Snapshotting works sometimes, but I used stuck processes as an example since that's usually where all this remote/log/etc stuff falls apart. And, as-it-so-happens, things like lock contention tend to be really hard to recreate in synthetic or simulated environments that don't have real, authentic load.
Keep in mind that doesn't mean "go crazy with `root` in production". You can combine that strategy with scripting and tooling to drain/isolate/quarantine servers where the stuck process is still running but they don't have live traffic being routed to them.
I see this "ZOMG NO ONE TOUCH PROD" mentality a lot in highly regulated environments but it's usually more sustainable to try to isolate in-scope system's functionality as narrowly as possible to avoid bringing unnecessarily large amounts of things in scope (e.g. put the billing functionality in a microservice to limit PCI scope)

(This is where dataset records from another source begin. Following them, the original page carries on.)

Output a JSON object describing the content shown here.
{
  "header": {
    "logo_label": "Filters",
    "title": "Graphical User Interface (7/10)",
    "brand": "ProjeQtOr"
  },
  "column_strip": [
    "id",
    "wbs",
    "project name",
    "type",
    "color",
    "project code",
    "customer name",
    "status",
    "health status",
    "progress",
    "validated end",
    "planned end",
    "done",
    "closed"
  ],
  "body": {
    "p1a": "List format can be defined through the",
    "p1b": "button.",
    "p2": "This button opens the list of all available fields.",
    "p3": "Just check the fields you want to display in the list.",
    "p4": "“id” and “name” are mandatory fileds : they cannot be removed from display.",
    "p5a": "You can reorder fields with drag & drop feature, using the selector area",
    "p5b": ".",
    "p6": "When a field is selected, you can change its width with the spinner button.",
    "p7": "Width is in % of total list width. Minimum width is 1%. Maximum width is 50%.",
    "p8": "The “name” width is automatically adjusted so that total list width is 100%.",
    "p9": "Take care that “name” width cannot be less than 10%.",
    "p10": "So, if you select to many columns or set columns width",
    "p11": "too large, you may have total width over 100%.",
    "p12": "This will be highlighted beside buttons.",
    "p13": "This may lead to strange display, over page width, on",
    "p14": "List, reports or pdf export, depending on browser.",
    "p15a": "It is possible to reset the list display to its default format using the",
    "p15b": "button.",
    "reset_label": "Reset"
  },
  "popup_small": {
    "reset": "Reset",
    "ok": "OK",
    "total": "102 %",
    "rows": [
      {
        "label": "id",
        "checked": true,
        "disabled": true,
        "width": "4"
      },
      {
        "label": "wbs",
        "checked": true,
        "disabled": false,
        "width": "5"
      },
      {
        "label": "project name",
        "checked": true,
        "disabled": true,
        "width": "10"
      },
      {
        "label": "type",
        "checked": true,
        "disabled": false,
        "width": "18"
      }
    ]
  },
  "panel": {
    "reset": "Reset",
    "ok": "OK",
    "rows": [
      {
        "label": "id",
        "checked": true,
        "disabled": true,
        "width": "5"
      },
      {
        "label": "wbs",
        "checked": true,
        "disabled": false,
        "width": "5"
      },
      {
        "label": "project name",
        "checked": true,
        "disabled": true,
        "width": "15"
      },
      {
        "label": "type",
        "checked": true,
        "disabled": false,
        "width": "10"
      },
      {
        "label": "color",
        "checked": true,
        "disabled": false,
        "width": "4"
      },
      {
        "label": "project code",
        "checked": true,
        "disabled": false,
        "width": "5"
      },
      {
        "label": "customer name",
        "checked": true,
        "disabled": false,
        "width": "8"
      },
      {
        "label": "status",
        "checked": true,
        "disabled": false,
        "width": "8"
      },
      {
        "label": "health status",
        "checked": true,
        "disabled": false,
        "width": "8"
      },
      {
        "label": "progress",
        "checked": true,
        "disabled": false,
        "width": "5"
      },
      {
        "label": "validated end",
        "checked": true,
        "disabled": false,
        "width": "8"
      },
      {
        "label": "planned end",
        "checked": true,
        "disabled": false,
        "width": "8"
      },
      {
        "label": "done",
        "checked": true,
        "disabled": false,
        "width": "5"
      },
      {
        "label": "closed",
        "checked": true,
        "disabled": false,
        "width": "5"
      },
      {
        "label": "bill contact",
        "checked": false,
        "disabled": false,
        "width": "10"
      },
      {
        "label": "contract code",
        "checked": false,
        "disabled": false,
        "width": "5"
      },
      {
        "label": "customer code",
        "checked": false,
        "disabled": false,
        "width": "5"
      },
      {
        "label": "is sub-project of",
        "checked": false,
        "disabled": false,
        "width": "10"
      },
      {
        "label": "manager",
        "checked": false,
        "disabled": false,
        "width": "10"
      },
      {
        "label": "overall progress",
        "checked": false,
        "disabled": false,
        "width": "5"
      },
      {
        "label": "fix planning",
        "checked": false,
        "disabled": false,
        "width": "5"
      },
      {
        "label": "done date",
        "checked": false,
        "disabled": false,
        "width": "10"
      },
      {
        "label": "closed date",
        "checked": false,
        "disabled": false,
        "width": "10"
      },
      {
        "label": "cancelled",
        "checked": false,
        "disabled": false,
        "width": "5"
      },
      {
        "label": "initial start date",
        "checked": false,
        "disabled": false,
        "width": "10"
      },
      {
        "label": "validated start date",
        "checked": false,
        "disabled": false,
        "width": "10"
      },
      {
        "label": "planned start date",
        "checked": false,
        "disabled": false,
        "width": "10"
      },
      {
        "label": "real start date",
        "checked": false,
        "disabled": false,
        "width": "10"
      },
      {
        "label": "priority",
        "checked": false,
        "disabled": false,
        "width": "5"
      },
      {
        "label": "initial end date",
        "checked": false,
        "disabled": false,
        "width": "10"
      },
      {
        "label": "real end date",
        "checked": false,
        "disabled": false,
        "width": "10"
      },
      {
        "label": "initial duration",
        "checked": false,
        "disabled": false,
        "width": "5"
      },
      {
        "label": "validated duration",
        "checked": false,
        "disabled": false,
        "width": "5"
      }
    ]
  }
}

But what about when things don't work like they should and ought to?
Want to debug network connectivity issues? See which process is hogging CPU? Investigate installation/delpoy problems? Reinvent the wheel, or use what's already there.
Tramp does not need scp to transfer files, it can just as easily multiplex them over the shell connection by using base64 or uu encoding.
SSM is definitely not the most secure way. SSM is super complex and super-integrated into the rest of AWS, and also isn't cross-cloud to GCP, Azure, DO, etc, so now everyone needs an account just to log into a Linux server.
Worse, IAM roles are powerful but easy to misconfigure, and that's before getting into how hard they are to apply with any granularity because of the policy length limitations, so you're likely giving everyone access to log into every instance without even knowing it.
I was mentioning that particular misfeature because it was a personal annoyance of mine. Oh well, I suppose everything is about customer lock-in these days.